The end-of-the-year e-mail from Denise Chambers to her 1,835 employees began with season's greetings and thanks for "accomplishing two out of our three main goals."
It ended with a frank reality check that also ought to be heard by airline employees, mall cashiers and corporate grinches - anywhere arrogance abounds more than it should in human nature.
"We are still viewed as nasty (that word is actually used continuously) and uncaring," wrote Chambers, executive director of Philadelphia's County Assistance Office - i.e., the welfare department.
"There are staff who view clients as people not our equals and therefore not worthy of our respect and courtesy."
The e-mail came my way from an old source in the welfare trenches whom I like and respect. My source was stung by Chambers' "unprofessional" tone and figured I'd be similarly outraged by the audacity.
To the contrary. It's rare to hear such straight talk about the vulnerable from the powerful. We live in harsh times, and here's Chambers calling for compassion.
For a couple years in the late 1990s, I wrote nonstop about welfare reform.
I met no one getting rich off $400-a-month government checks, living lavishly in public housing, or eating filets on food stamps.
I met lots of women shamed by their dysfunction and dumb decisions. They wanted to set better examples for their kids. They knew the world was watching and judging.
Today, welfare caseloads have shrunk and many recipients are short-timers, Chambers tells me, sparing the part about how states face intense pressure from increasingly tough federal laws to reduce the ranks.
Philadelphia has 96,733 people receiving cash assistance - 68,863 children and 27,870 adults. Some adults may never been able to support themselves, but half of them are working.

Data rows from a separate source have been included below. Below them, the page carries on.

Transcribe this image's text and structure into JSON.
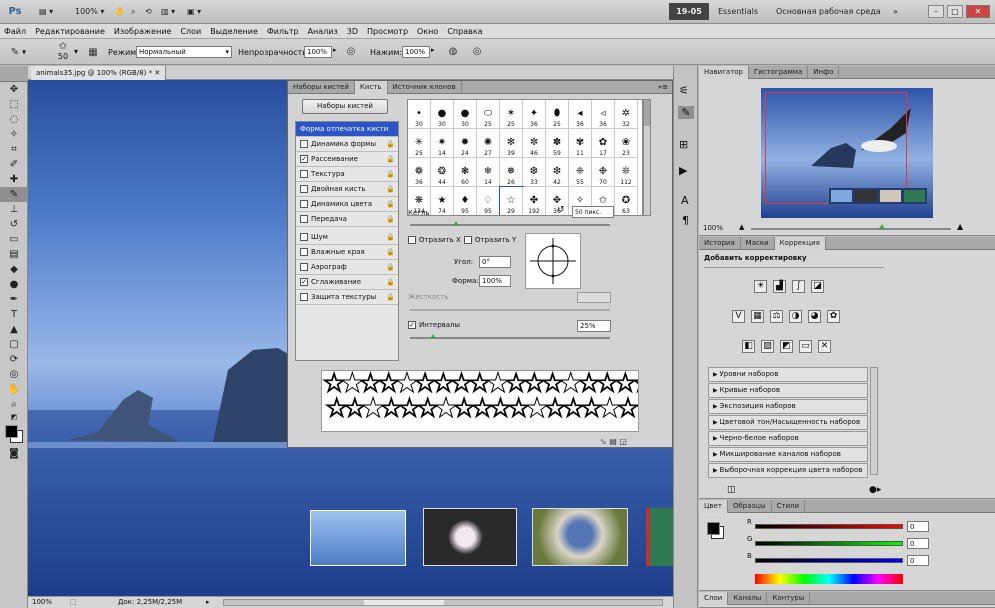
{
  "app": {
    "logo": "Ps",
    "zoom": "100%",
    "clock": "19-05",
    "workspaces": [
      "Essentials",
      "Основная рабочая среда"
    ],
    "window_buttons": [
      "–",
      "□",
      "✕"
    ]
  },
  "menu": [
    "Файл",
    "Редактирование",
    "Изображение",
    "Слои",
    "Выделение",
    "Фильтр",
    "Анализ",
    "3D",
    "Просмотр",
    "Окно",
    "Справка"
  ],
  "options": {
    "brush_size": "50",
    "mode_label": "Режим:",
    "mode_value": "Нормальный",
    "opacity_label": "Непрозрачность:",
    "opacity_value": "100%",
    "flow_label": "Нажим:",
    "flow_value": "100%"
  },
  "document": {
    "tab": "animals35.jpg @ 100% (RGB/8) *",
    "zoom": "100%",
    "doc_info": "Док: 2,25М/2,25М"
  },
  "brush_panel": {
    "tabs": [
      "Наборы кистей",
      "Кисть",
      "Источник клонов"
    ],
    "presets_button": "Наборы кистей",
    "settings": [
      {
        "label": "Форма отпечатка кисти",
        "checked": null,
        "selected": true,
        "lock": false
      },
      {
        "label": "Динамика формы",
        "checked": false,
        "lock": true
      },
      {
        "label": "Рассеивание",
        "checked": true,
        "lock": true
      },
      {
        "label": "Текстура",
        "checked": false,
        "lock": true
      },
      {
        "label": "Двойная кисть",
        "checked": false,
        "lock": true
      },
      {
        "label": "Динамика цвета",
        "checked": false,
        "lock": true
      },
      {
        "label": "Передача",
        "checked": false,
        "lock": true
      },
      {
        "label": "Шум",
        "checked": false,
        "lock": true
      },
      {
        "label": "Влажные края",
        "checked": false,
        "lock": true
      },
      {
        "label": "Аэрограф",
        "checked": false,
        "lock": true
      },
      {
        "label": "Сглаживание",
        "checked": true,
        "lock": true
      },
      {
        "label": "Защита текстуры",
        "checked": false,
        "lock": true
      }
    ],
    "brush_tips": [
      {
        "shape": "•",
        "size": "30"
      },
      {
        "shape": "●",
        "size": "30"
      },
      {
        "shape": "●",
        "size": "30"
      },
      {
        "shape": "⬭",
        "size": "25"
      },
      {
        "shape": "✶",
        "size": "25"
      },
      {
        "shape": "✦",
        "size": "36"
      },
      {
        "shape": "⬮",
        "size": "25"
      },
      {
        "shape": "◂",
        "size": "36"
      },
      {
        "shape": "◃",
        "size": "36"
      },
      {
        "shape": "✲",
        "size": "32"
      },
      {
        "shape": "✳",
        "size": "25"
      },
      {
        "shape": "✷",
        "size": "14"
      },
      {
        "shape": "✹",
        "size": "24"
      },
      {
        "shape": "✺",
        "size": "27"
      },
      {
        "shape": "✻",
        "size": "39"
      },
      {
        "shape": "✼",
        "size": "46"
      },
      {
        "shape": "✽",
        "size": "59"
      },
      {
        "shape": "✾",
        "size": "11"
      },
      {
        "shape": "✿",
        "size": "17"
      },
      {
        "shape": "❀",
        "size": "23"
      },
      {
        "shape": "❁",
        "size": "36"
      },
      {
        "shape": "❂",
        "size": "44"
      },
      {
        "shape": "❃",
        "size": "60"
      },
      {
        "shape": "❄",
        "size": "14"
      },
      {
        "shape": "❅",
        "size": "26"
      },
      {
        "shape": "❆",
        "size": "33"
      },
      {
        "shape": "❇",
        "size": "42"
      },
      {
        "shape": "❈",
        "size": "55"
      },
      {
        "shape": "❉",
        "size": "70"
      },
      {
        "shape": "❊",
        "size": "112"
      },
      {
        "shape": "❋",
        "size": "134"
      },
      {
        "shape": "★",
        "size": "74"
      },
      {
        "shape": "♦",
        "size": "95"
      },
      {
        "shape": "♢",
        "size": "95"
      },
      {
        "shape": "☆",
        "size": "29"
      },
      {
        "shape": "✤",
        "size": "192"
      },
      {
        "shape": "✥",
        "size": "36"
      },
      {
        "shape": "✧",
        "size": "36"
      },
      {
        "shape": "✩",
        "size": "33"
      },
      {
        "shape": "✪",
        "size": "63"
      }
    ],
    "size_label": "Кегль",
    "size_value": "50 пикс.",
    "flip_x": "Отразить X",
    "flip_y": "Отразить Y",
    "angle_label": "Угол:",
    "angle_value": "0°",
    "roundness_label": "Форма:",
    "roundness_value": "100%",
    "hardness_label": "Жесткость",
    "spacing_label": "Интервалы",
    "spacing_value": "25%"
  },
  "navigator": {
    "tabs": [
      "Навигатор",
      "Гистограмма",
      "Инфо"
    ],
    "zoom": "100%"
  },
  "adjustments": {
    "tabs": [
      "История",
      "Маски",
      "Коррекция"
    ],
    "title": "Добавить корректировку",
    "presets": [
      "Уровни наборов",
      "Кривые наборов",
      "Экспозиция наборов",
      "Цветовой тон/Насыщенность наборов",
      "Черно-белое наборов",
      "Микширование каналов наборов",
      "Выборочная коррекция цвета наборов"
    ]
  },
  "color": {
    "tabs": [
      "Цвет",
      "Образцы",
      "Стили"
    ],
    "channels": [
      {
        "label": "R",
        "value": "0"
      },
      {
        "label": "G",
        "value": "0"
      },
      {
        "label": "B",
        "value": "0"
      }
    ]
  },
  "layers": {
    "tabs": [
      "Слои",
      "Каналы",
      "Контуры"
    ]
  },
  "colors": {
    "canvas_top": "#294e9f",
    "canvas_mid": "#9ab8e8",
    "selection": "#2a54c8"
  }
}
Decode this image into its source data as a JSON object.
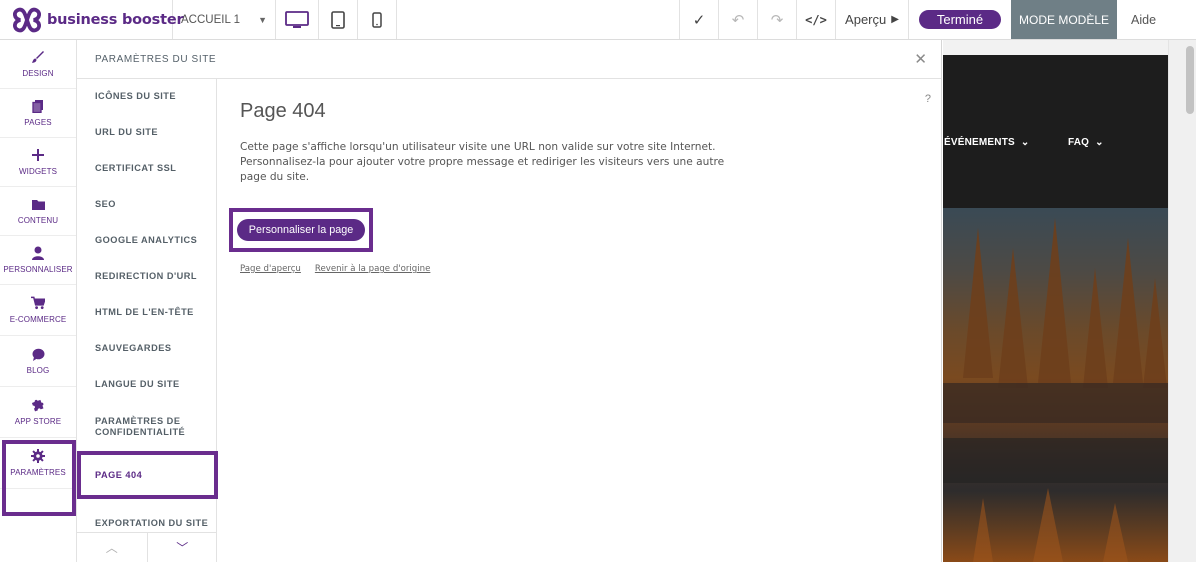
{
  "topbar": {
    "brand": "business booster",
    "page_select": "ACCUEIL 1",
    "preview_label": "Aperçu",
    "done_label": "Terminé",
    "mode_label": "MODE MODÈLE",
    "help_label": "Aide",
    "accent_color": "#5b2a86"
  },
  "sidebar": {
    "items": [
      {
        "label": "DESIGN",
        "icon": "brush-icon"
      },
      {
        "label": "PAGES",
        "icon": "pages-icon"
      },
      {
        "label": "WIDGETS",
        "icon": "plus-icon"
      },
      {
        "label": "CONTENU",
        "icon": "folder-icon"
      },
      {
        "label": "PERSONNALISER",
        "icon": "user-icon"
      },
      {
        "label": "E-COMMERCE",
        "icon": "cart-icon"
      },
      {
        "label": "BLOG",
        "icon": "chat-icon"
      },
      {
        "label": "APP STORE",
        "icon": "puzzle-icon"
      },
      {
        "label": "PARAMÈTRES",
        "icon": "gear-icon"
      }
    ]
  },
  "panel": {
    "title": "PARAMÈTRES DU SITE",
    "menu": [
      "ICÔNES DU SITE",
      "URL DU SITE",
      "CERTIFICAT SSL",
      "SEO",
      "GOOGLE ANALYTICS",
      "REDIRECTION D'URL",
      "HTML DE L'EN-TÊTE",
      "SAUVEGARDES",
      "LANGUE DU SITE",
      "PARAMÈTRES DE CONFIDENTIALITÉ",
      "PAGE 404",
      "EXPORTATION DU SITE"
    ],
    "active_menu": "PAGE 404",
    "help": "?"
  },
  "content": {
    "title": "Page 404",
    "description": "Cette page s'affiche lorsqu'un utilisateur visite une URL non valide sur votre site Internet. Personnalisez-la pour ajouter votre propre message et rediriger les visiteurs vers une autre page du site.",
    "cta_label": "Personnaliser la page",
    "link_preview": "Page d'aperçu",
    "link_revert": "Revenir à la page d'origine"
  },
  "site_preview": {
    "nav": [
      "ÉVÉNEMENTS",
      "FAQ"
    ]
  }
}
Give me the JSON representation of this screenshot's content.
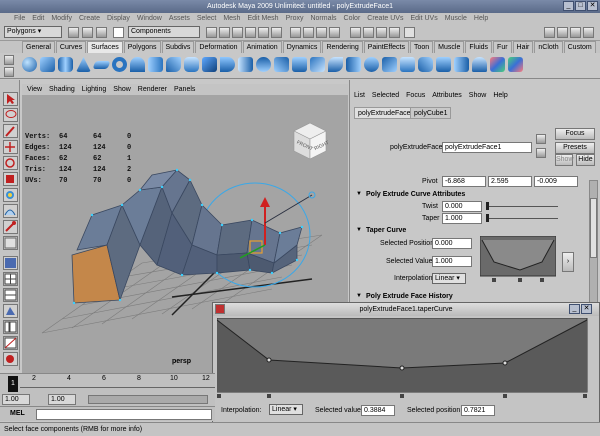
{
  "window": {
    "title": "Autodesk Maya 2009 Unlimited: untitled  -  polyExtrudeFace1",
    "controls": [
      "_",
      "□",
      "✕"
    ]
  },
  "menubar": [
    "File",
    "Edit",
    "Modify",
    "Create",
    "Display",
    "Window",
    "Assets",
    "Select",
    "Mesh",
    "Edit Mesh",
    "Proxy",
    "Normals",
    "Color",
    "Create UVs",
    "Edit UVs",
    "Muscle",
    "Help"
  ],
  "statusline": {
    "menuset": "Polygons",
    "selection_mode": "Components"
  },
  "shelf_tabs": [
    "General",
    "Curves",
    "Surfaces",
    "Polygons",
    "Subdivs",
    "Deformation",
    "Animation",
    "Dynamics",
    "Rendering",
    "PaintEffects",
    "Toon",
    "Muscle",
    "Fluids",
    "Fur",
    "Hair",
    "nCloth",
    "Custom"
  ],
  "shelf_active": "Surfaces",
  "viewport": {
    "menu": [
      "View",
      "Shading",
      "Lighting",
      "Show",
      "Renderer",
      "Panels"
    ],
    "camera": "persp",
    "viewcube_label": "RIGHT",
    "viewcube_front": "FRONT",
    "hud": [
      {
        "k": "Verts:",
        "a": "64",
        "b": "64",
        "c": "0"
      },
      {
        "k": "Edges:",
        "a": "124",
        "b": "124",
        "c": "0"
      },
      {
        "k": "Faces:",
        "a": "62",
        "b": "62",
        "c": "1"
      },
      {
        "k": "Tris:",
        "a": "124",
        "b": "124",
        "c": "2"
      },
      {
        "k": "UVs:",
        "a": "70",
        "b": "70",
        "c": "0"
      }
    ]
  },
  "attribute_editor": {
    "menu": [
      "List",
      "Selected",
      "Focus",
      "Attributes",
      "Show",
      "Help"
    ],
    "tabs": [
      "polyExtrudeFace1",
      "polyCube1"
    ],
    "node_label": "polyExtrudeFace:",
    "node_value": "polyExtrudeFace1",
    "buttons": {
      "focus": "Focus",
      "presets": "Presets",
      "show": "Show",
      "hide": "Hide"
    },
    "pivot": {
      "label": "Pivot",
      "x": "-6.868",
      "y": "2.595",
      "z": "-0.009"
    },
    "curve_section": "Poly Extrude Curve Attributes",
    "twist": {
      "label": "Twist",
      "value": "0.000",
      "level": 0.0
    },
    "taper": {
      "label": "Taper",
      "value": "1.000",
      "level": 0.0
    },
    "taper_curve_section": "Taper Curve",
    "selected_position": {
      "label": "Selected Position",
      "value": "0.000"
    },
    "selected_value": {
      "label": "Selected Value",
      "value": "1.000"
    },
    "interpolation": {
      "label": "Interpolation",
      "value": "Linear"
    },
    "face_history_section": "Poly Extrude Face History"
  },
  "graph_window": {
    "title": "polyExtrudeFace1.taperCurve",
    "interpolation_label": "Interpolation:",
    "interpolation_value": "Linear",
    "selected_value_label": "Selected value:",
    "selected_value": "0.3884",
    "selected_position_label": "Selected position:",
    "selected_position": "0.7821"
  },
  "timeline": {
    "ticks": [
      "2",
      "4",
      "6",
      "8",
      "10",
      "12"
    ],
    "current": "1",
    "start": "1.00",
    "end": "1.00"
  },
  "mel_label": "MEL",
  "help_line": "Select face components (RMB for more info)",
  "colors": {
    "mesh": "#5d6b80",
    "selected_face": "#c4874a",
    "accent_blue": "#3a8fd6"
  }
}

Hundreds of former welfare recipients are now on Chambers' payroll, an irony not lost on the boss when she wrote her note.
"One in four of our employees were clients," Chambers, 55, reminded the masses in her e-mail. "Have you forgotten the struggles that you had/have?"
"How would you make it if your next check was delayed two weeks?" she asked, pointedly. "Because if the truth were told, many [of us] are just one paycheck away from disaster."
Chambers speaks from experience, having received food stamps briefly in 1973 when she was a struggling college student in Washington with a baby to feed.
"When I applied," she remembers, "that person was rude to me."
Years later, the divorced mother of three worked for the State of Michigan by day and as a janitor by night.
"When I tell my staff that the only difference between us and our clients is opportunity, I mean it," she explains. "I know struggle."
And yet, that's often what welfare recipients - not to mention the rest of us - get the moment we encounter a sour stranger on the phone or behind the counter.
I tell Chambers my first call to her office netted a mini-screed from a worker saying, "I don't know why her secretary would forward you over here."
She winces. I'm unscathed, but imagine how the uneducated fare when simple questions about the complicated rules that govern their lives are met with scorn.
How can anyone build confidence while being beaten down? Can you be self-loathing and self-sufficient?
"Ninety-nine percent of this staff is great," Chambers insists. "But still, we have this reputation."
And she'd like to shed it in 2008.
"During this holiday season, one of giving," Chambers wrote, "can you open your hearts, search your behavior and start treating our clients, the reason we have a job, with dignity and respect?"
A simple request for grace and decency in a world where both can be in short supply.